Given the dominance of the pharmaceutical industry in this and virtually every other biomedical field, it is not surprising that many researchers say that one day the benefits of caloric restriction may be available simply by taking a drug. Isn't it possible, perhaps even likely, that taking a nutrient might do the same?
THE LONGEVITY WORM
It's tempting to say that the worm turns, considering that there is a developing connection with work being done with the C. elegans flatworm, another source for longevity genes. Interestingly, one of the genes that has been discovered to alter the lifespan of these flatworms, the Daf gene, is also involved with metabolism, although it is one that alters insulin utilization. It has been postulated that the mechanism through which a mutation in the C. elegans' Daf gene extends lifespan may be through a similar alteration in energy use.5
The pharmaceutical companies probably already have drug versions of Indy mutators on their drawing boards in order to create a metabolic state similar to caloric restriction. This would be much like Viagra's® bypassing of the well-established mechanism of arginine, which produces similar benefits but by a nutritional route.

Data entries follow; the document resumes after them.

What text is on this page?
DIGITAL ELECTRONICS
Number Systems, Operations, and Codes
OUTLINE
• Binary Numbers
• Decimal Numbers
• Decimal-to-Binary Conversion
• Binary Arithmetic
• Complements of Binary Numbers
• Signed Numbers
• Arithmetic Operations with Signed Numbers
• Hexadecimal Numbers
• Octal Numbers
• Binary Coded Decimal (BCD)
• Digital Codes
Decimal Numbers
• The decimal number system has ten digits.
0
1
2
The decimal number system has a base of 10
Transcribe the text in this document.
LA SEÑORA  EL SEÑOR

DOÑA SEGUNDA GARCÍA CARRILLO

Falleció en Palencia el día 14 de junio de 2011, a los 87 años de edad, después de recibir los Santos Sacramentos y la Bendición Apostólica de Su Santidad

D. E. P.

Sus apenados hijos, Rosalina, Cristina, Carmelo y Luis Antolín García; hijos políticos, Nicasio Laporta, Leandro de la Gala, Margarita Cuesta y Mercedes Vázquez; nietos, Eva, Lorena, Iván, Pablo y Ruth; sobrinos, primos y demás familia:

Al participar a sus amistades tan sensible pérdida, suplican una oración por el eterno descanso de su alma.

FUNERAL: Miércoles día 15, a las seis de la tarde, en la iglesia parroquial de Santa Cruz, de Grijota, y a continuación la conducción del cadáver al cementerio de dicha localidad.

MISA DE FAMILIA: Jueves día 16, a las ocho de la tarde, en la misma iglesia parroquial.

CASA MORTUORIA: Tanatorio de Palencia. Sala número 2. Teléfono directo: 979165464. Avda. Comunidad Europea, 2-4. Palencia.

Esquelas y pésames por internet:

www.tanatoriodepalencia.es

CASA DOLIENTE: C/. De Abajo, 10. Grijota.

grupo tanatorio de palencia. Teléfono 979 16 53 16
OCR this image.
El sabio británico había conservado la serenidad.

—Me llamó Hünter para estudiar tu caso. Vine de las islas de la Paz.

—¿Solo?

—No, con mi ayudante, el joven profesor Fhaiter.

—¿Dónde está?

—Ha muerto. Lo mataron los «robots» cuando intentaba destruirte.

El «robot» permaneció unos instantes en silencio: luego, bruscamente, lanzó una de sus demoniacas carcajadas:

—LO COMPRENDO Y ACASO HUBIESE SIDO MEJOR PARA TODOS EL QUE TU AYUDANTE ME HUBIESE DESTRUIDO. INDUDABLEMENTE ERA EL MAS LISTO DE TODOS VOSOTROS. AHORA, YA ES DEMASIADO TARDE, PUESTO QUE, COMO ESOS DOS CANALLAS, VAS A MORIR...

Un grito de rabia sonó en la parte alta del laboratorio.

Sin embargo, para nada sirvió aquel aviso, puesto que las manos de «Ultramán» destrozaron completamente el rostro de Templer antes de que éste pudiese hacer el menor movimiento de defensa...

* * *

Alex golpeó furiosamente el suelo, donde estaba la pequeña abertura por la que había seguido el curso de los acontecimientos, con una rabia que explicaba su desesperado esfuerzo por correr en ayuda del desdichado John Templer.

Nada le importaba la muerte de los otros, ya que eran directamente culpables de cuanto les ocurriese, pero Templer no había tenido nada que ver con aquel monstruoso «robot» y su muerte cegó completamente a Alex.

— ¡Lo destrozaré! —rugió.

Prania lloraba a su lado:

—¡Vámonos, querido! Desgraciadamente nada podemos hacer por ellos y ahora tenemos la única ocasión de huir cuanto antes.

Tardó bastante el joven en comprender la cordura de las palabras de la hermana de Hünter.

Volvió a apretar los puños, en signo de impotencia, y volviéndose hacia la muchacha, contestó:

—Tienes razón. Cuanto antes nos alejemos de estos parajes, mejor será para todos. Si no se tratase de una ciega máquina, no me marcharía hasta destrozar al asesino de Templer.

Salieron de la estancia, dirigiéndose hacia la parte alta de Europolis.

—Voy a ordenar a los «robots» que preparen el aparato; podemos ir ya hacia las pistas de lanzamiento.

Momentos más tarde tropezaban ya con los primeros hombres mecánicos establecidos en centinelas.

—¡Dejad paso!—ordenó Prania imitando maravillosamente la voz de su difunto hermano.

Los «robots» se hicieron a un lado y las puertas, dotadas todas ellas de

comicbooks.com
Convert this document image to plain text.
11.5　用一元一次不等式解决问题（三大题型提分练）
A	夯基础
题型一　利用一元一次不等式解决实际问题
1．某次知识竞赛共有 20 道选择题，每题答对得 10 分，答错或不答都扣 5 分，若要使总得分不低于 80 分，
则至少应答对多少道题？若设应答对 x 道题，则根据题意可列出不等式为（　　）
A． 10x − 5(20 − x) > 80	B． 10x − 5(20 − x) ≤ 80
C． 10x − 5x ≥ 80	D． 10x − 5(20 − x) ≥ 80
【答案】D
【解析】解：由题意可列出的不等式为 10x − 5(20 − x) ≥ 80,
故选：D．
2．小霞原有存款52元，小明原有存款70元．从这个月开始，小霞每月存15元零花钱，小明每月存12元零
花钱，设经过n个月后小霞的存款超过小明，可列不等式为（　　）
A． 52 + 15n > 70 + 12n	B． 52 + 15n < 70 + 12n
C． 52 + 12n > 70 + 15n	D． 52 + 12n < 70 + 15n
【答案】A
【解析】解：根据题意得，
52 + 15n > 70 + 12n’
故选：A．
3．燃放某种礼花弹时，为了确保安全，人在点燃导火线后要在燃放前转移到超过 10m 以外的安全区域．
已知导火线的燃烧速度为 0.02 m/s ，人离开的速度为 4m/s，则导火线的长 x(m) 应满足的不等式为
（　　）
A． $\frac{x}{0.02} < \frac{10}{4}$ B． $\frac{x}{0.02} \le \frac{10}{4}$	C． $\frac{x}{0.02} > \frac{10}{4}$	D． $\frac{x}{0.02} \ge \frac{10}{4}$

THE FUTURE OF GENE THERAPY
The discovery of Indy is expected to provide key insights into the role of energy balance and aging, something that the scientific nutrition community welcomes. This is likely to have ramifications for the thinking that will create tomorrow's new support systems for gene therapy. These developments may very well alter the course of the future for dietary supplements and create a field that merges with genetics in ways that are only beginning to be clear. The production of abundant NAD with nicotinamide supplementation is one such hope
- Rogina B, Reenan RA, Nilsen SP, Helfand SL. Extended life-span conferred by cotransporter gene mutations in Drosophila. Science 2000 Dec 15;290(5499): 2137-40.
- Kolata G. I'm not dead yet; stumbling on a genetic mutation that lives up to its name. The New York Times, December 15, 2000, p A20.
- Dimroth P, Schink B. Energy conservation in the decarboxylation of dicarboxylic acids by fermenting bacteria. Arch Microbiol 1998 Aug;170(2):69-77.
- Pennisi E. Genomics comes of age. Science 2000 Dec 22;290(5499):2220-1.
- Guarente L, Kenyon C. Genetic pathways that regulate ageing in model organisms. Nature 2000 Nov 9;408(6809):255-62.
* When the call goes out to "bring out your dead," one of the presumed corpses sits up and declares, "I'm not dead yet."
** Sir Hans Krebs, who won the Nobel Prize for working out the mechanism of this process, preferred the term "tricarboxylic acid cycle," which stresses the important role of these organic acids in energy generation.